O hasteamento de bandeiras nacionais em varandas e janelas de condomínios edilícios tem se tornado comum nos dias atuais, o que tem gerado inúmeras dúvidas.
Isso porque, uma corrente entende que tal ação é irregular, do ponto de vista das normas condominiais, vez que configura uma alteração de fachada, do padrão estético do condomínio, e também, muita das vezes, uma afronta direta ao disposto na convenção e/ou regimento.
Entretanto, há ainda o entendimento de que tal proibição seria ilegal, vez que a Lei n. 5.700 de 1º de setembro de 1971, a chamada Lei de Símbolos Nacionais, autorizaria a ação e, por se tratar de norma superior hierarquicamente, não poderiam ser invocadas as regras convencionais ou regimentais em seu detrimento.
O entendimento acima, em que pese a atividade argumentativa de seus filiados, não é o mais acertado.
Isso porque, ao tratarmos de condomínio edilício é necessário destacar e analisar todas as particularidades de sua própria essência e fundamento.
Em primeiro lugar, é importante destacar que a fachada do condomínio é entendida como espaço comum, ou seja, ainda que a bandeira esteja colocada na varanda ou janela da unidade privativa, sua presença implica na alteração do padrão estético do condomínio.
O entendimento acima é o mesmo para a padronização de cortinas, esquadrias, fechamentos de vidro, telas de proteção e, na maioria dos casos, das cores das paredes das varandas.
Note-se, muitas dessa limitações e regulamentações são feitas sobre equipamentos ou materiais que estão, inclusive, dentro da unidade privativa, como no caso das cortinas e das paredes internas das varandas.
Isso se dá porque, ainda que dentro das unidades privativas, tais equipamentos ou materiais ficam expostos à área externa e, por isso, possuem o condão de alterar o padrão estético.
Sobre as questões referentes a alteração de fachada por condôminos, é importante trazer à discussão alguns precedentes:
APELAÇÃO CÍVEL. DIREITO CIVIL. CONDOMÍNIO EDILÍCIO. DEVERES DOS CONDÔMINOS. ALTERAÇÃO DA FACHADA DO EDIFÍCIO. INSTALAÇÃO DE CORTINA DE VIDRO RETRÁTIL. MODIFICAÇÃO LEGISLATIVA QUE NÃO REVOGA AS CLÁUSULAS INSERTAS NA CONVENÇÃO DO CONDOMÍNIO. NORMA PROIBITIVA QUE DEVE SER RESPEITADA POR TODOS OS CONDÔMINOS. MANUTENÇÃO DA R. SENTENÇA.

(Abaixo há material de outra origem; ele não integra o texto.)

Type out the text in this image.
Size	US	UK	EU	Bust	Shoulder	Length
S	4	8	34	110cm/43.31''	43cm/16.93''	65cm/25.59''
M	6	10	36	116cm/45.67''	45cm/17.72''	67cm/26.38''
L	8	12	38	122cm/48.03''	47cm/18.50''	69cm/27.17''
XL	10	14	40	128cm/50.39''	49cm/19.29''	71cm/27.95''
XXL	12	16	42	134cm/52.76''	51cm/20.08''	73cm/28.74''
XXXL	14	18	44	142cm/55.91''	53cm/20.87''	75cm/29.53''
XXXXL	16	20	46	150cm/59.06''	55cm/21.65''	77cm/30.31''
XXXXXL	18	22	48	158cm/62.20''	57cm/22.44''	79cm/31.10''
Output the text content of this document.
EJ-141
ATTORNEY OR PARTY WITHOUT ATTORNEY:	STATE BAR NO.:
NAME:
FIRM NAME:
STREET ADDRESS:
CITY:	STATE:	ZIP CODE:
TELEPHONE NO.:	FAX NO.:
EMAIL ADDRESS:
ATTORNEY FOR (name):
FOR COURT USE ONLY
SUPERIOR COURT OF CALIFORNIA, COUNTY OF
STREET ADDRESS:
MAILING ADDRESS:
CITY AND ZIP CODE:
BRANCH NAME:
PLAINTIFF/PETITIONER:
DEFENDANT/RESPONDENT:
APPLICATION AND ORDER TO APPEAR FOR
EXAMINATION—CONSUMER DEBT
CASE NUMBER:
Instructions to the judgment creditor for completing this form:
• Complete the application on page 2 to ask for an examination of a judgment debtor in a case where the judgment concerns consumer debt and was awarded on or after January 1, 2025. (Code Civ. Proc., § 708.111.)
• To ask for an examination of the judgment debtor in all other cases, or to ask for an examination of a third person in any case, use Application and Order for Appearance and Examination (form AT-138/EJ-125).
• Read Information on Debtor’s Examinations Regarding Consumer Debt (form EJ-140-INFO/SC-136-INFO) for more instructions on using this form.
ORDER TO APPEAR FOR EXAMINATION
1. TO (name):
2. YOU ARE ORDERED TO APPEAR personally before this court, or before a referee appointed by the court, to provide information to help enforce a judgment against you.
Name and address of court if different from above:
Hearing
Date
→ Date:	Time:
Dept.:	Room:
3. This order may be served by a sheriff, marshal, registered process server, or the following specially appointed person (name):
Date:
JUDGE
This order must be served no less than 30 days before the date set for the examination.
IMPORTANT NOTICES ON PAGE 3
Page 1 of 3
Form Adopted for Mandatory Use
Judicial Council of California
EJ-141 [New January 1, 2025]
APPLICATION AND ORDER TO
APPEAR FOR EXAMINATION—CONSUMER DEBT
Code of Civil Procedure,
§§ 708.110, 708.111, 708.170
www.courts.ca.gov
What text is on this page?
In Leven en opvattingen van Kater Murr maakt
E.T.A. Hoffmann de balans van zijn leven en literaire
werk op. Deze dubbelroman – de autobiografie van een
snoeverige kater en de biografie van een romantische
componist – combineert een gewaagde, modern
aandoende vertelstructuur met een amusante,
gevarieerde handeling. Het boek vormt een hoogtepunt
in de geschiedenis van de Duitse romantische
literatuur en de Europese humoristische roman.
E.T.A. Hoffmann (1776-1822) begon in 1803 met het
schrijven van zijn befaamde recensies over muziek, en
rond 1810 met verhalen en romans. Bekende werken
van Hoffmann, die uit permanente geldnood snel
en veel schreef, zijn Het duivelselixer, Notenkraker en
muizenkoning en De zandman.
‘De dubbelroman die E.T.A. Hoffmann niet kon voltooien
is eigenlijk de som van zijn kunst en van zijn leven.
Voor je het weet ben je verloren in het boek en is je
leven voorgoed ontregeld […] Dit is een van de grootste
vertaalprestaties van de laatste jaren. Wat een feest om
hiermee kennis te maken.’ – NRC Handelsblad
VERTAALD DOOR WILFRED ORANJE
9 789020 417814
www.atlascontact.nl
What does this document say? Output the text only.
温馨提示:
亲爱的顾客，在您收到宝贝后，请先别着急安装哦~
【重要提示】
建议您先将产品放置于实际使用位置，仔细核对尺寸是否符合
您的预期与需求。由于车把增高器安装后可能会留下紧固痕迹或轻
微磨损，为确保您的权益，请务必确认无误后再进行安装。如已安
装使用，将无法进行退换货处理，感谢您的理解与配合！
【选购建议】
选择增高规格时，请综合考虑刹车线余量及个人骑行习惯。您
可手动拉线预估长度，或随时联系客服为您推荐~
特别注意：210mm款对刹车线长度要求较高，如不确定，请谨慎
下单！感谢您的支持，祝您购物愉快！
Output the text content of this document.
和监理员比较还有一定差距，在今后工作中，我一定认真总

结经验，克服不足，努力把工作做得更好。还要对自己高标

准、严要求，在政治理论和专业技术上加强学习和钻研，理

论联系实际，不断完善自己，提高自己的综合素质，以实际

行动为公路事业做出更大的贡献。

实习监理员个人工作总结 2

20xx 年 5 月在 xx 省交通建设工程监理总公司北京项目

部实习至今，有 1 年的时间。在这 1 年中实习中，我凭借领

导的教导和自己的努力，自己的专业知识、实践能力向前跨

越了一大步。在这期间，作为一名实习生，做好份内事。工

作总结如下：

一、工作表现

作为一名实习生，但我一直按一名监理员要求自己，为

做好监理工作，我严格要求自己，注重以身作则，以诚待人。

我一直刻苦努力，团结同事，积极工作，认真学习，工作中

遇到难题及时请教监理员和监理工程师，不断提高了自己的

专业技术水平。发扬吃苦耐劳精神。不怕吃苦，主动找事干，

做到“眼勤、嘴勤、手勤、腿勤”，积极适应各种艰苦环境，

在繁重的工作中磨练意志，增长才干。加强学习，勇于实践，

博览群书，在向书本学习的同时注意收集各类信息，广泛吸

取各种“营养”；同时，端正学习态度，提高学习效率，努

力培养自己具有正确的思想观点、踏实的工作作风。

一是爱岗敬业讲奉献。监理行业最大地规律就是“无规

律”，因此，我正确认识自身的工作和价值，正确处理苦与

1. Trata-se de ação de obrigação de fazer proposta pelo Condomínio do Edifício Vivalde na qual alega que os coproprietários da unidade autônoma de nº 301 modificaram a fachada principal do edifício ao instalarem uma unidade condensadora de aparelho de ar-condicionado, tipo Split, e uma cortina de vidro na varanda. 2. A alínea “h” do Capítulo I, da Convenção do Condomínio veda o fechamento das varandas das unidades. Nesse sentir, o advento da Lei Complementar Municipal de nº 145/2014, que passou autorizar a utilização de cortina de vidro em unidade de imóvel multifamiliar, não tem o condão de, automaticamente, revogar a aludida uma cláusula inserta na Convenção. 3. Nesse contexto, restou inconteste que a utilização desta cortina de vidro afronta uma norma instituída com o escopo de padronizar a fachada e manter a uniformidade estética do prédio, cláusula esta que fora regularmente estatuída e que se encontra plenamente válida e vigente na Convenção do Condomínio. 4. No cotejo das provas constantes nos autos, verifica-se que os réus instalaram a cortina de vidro na varanda antes da promulgação da Lei Complementar Municipal de nº 145/2014, ou seja, época em que essa instalação era proibida pelo Decreto Municipal nº 322/76, o qual não só previa a aplicação de uma multa aos proprietários infratores mas, também, imputava uma responsabilidade de natureza solidária ao condomínio que não observasse a aludida norma. 5. No mais, evidenciada a insubmissão dos réus às deliberações da assembleia e à cláusula convencional, afigura-se legítima a interpelação do condomínio perpetrada com espeque na Convenção do Condomínio. Destarte, não há dano moral a ser reparado, motivo pelo qual se mantém o julgamento de improcedência quanto ao pedido contraposto formulado. 6. Nesse diapasão, deve-se manter o R. pronunciamento judicial perquirido cuja solução conferida à lide se encontra em harmonia com a legislação pátria e a jurisprudência predominante acerca do tema debatido. 7. Recurso a que se nega provimento.
(TJRJ – ApCiv 0039981-43.2014.8.19.0001 – 15.ª Câmara Cível – j. 14/11/2017 – julgado por Gilberto Clóvis Farias Matos – DJe 28/11/2017 – Área do Direito: Civil; Processual)
APELAÇÃO CÍVEL. CONDOMÍNIO. AÇÃO DE OBRIGAÇÃO DE FAZER. ALTERAÇÃO DA FACHADA.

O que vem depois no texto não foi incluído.